Peracchini: "Pronti ad accogliere tutti coloro che hanno lavorato per un Afghanistan democratico"

Militari in Afghanistan

“La Spezia, città di Exodus, sarà sempre al fianco di chi sta dalla parte della democrazia e della libertà. La situazione in Afghanistan è drammatica, in particolare per chi ha creduto nella democrazia, per le donne e i bambini, e l’Occidente non può voltarsi dall’altra parte: per questo, la nostra città è pronta a offrire solidarietà e accoglienza a tutti coloro che hanno lavorato insieme alle forze italiane per costruire un Afghanistan democratico e di pace”. Lo afferma il sindaco della Spezia, Pierluigi Peracchini, commentando gli ultimi eventi accaduti in Afghanistan.

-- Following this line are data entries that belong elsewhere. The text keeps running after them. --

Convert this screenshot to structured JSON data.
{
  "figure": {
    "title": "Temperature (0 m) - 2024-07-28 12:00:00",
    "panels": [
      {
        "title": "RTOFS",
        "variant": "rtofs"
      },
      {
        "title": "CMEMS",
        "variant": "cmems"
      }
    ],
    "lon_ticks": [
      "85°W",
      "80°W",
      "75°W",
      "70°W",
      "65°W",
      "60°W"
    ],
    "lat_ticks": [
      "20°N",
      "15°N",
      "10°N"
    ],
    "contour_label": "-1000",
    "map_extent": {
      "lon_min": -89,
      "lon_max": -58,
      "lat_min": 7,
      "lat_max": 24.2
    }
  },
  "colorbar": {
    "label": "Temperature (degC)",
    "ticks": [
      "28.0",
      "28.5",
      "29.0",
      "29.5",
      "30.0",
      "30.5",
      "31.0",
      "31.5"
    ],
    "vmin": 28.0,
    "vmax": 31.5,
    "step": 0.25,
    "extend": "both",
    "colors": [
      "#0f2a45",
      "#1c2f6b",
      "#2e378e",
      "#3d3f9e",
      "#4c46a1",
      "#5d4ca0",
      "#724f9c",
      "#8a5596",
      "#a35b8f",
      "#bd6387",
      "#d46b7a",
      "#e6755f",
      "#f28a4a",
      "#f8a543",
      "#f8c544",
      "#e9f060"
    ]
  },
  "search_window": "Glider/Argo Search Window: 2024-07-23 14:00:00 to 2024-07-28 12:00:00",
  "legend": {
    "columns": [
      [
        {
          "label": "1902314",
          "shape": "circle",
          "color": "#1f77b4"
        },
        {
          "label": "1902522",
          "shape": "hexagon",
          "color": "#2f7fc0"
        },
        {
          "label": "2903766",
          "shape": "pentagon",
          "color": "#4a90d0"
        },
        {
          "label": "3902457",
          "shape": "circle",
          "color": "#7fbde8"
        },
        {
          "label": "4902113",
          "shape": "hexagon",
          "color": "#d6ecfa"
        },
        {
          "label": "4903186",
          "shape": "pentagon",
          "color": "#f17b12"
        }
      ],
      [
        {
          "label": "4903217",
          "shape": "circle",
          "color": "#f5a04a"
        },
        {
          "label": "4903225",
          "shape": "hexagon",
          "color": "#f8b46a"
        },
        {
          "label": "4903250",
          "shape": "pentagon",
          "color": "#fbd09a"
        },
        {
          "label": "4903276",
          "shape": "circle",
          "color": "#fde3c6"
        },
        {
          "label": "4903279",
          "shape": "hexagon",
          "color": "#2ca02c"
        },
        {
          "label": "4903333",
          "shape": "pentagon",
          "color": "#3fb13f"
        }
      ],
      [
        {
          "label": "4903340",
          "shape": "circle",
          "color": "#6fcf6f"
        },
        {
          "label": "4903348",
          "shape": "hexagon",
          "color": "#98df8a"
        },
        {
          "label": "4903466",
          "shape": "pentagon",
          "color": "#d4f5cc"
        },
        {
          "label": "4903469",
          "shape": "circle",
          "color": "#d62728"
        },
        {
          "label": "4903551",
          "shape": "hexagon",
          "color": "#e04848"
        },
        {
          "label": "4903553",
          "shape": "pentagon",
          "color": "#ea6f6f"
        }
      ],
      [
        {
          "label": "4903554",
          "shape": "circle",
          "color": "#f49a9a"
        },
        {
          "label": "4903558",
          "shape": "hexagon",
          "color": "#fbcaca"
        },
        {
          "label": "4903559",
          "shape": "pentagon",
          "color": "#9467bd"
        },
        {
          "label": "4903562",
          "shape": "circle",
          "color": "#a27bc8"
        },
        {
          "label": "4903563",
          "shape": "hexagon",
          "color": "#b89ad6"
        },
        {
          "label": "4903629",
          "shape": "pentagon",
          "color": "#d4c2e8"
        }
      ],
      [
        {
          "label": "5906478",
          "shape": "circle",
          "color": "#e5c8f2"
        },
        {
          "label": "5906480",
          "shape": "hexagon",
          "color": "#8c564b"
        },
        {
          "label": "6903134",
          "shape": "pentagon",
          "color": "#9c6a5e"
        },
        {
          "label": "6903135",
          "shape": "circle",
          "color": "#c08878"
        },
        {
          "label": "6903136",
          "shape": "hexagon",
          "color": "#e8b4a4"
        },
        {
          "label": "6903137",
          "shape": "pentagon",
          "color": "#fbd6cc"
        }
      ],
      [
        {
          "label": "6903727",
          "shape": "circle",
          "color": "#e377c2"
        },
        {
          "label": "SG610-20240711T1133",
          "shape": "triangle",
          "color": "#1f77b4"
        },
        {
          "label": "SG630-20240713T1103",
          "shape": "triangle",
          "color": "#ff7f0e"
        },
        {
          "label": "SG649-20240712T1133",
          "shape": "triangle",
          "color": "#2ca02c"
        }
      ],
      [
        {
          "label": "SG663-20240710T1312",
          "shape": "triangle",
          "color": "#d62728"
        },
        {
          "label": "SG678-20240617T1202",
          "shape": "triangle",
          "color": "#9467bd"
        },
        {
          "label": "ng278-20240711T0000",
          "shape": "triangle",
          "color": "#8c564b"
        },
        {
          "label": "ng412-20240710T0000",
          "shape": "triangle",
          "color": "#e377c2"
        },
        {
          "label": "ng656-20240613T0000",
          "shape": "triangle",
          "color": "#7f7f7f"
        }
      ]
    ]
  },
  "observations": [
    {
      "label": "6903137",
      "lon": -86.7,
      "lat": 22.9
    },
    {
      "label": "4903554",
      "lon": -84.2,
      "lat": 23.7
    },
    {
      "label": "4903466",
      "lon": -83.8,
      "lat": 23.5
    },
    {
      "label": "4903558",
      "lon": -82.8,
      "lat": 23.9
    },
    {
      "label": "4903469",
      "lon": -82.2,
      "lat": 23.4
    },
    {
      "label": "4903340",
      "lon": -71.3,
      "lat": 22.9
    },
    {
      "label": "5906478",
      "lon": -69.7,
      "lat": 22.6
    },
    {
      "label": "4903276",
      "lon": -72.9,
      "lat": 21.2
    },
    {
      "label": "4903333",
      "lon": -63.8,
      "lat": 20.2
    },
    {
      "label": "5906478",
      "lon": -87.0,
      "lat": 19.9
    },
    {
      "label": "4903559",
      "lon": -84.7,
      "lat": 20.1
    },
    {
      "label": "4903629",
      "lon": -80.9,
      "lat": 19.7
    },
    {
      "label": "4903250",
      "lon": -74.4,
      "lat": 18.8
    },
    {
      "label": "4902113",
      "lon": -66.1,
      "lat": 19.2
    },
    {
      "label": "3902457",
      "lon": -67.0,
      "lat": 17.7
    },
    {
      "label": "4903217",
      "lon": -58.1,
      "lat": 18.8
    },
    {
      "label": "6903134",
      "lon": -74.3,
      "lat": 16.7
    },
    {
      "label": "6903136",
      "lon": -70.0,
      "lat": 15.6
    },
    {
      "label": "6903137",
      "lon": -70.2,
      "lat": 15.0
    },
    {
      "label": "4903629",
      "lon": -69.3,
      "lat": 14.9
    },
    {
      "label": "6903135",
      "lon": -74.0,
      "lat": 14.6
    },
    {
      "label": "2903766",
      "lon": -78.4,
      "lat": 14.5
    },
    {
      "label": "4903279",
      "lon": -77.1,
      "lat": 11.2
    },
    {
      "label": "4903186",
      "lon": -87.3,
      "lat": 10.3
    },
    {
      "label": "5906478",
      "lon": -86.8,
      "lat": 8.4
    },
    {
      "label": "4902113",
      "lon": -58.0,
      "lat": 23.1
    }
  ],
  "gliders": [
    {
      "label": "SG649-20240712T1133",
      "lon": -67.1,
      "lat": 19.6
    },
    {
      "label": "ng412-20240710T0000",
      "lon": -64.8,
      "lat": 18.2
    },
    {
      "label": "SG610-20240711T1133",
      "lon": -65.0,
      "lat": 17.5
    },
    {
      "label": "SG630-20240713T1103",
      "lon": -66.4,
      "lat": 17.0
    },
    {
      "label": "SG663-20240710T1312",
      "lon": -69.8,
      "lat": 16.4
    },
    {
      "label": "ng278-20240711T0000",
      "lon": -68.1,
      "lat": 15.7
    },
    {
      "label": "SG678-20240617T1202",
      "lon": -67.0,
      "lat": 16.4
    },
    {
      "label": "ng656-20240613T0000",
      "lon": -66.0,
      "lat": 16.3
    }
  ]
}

“La maggiore preoccupazione – prosegue il primo cittadino – è rivolta sicuramente alla condizione femminile afghana: non è pensabile che si mettano in discussione i diritti delle donne. È necessario che tutte le forze occidentali facciano sentire la propria voce sui diritti universali delle donne, diritti non negoziabili. Attendo che dal coverno giungano direttive chiare per organizzare l’accoglienza perché è un’operazione che non può presumere alcun tipo di improvvisazione, ma sono necessarie una forte sinergia e risorse per incrementare i servizi”.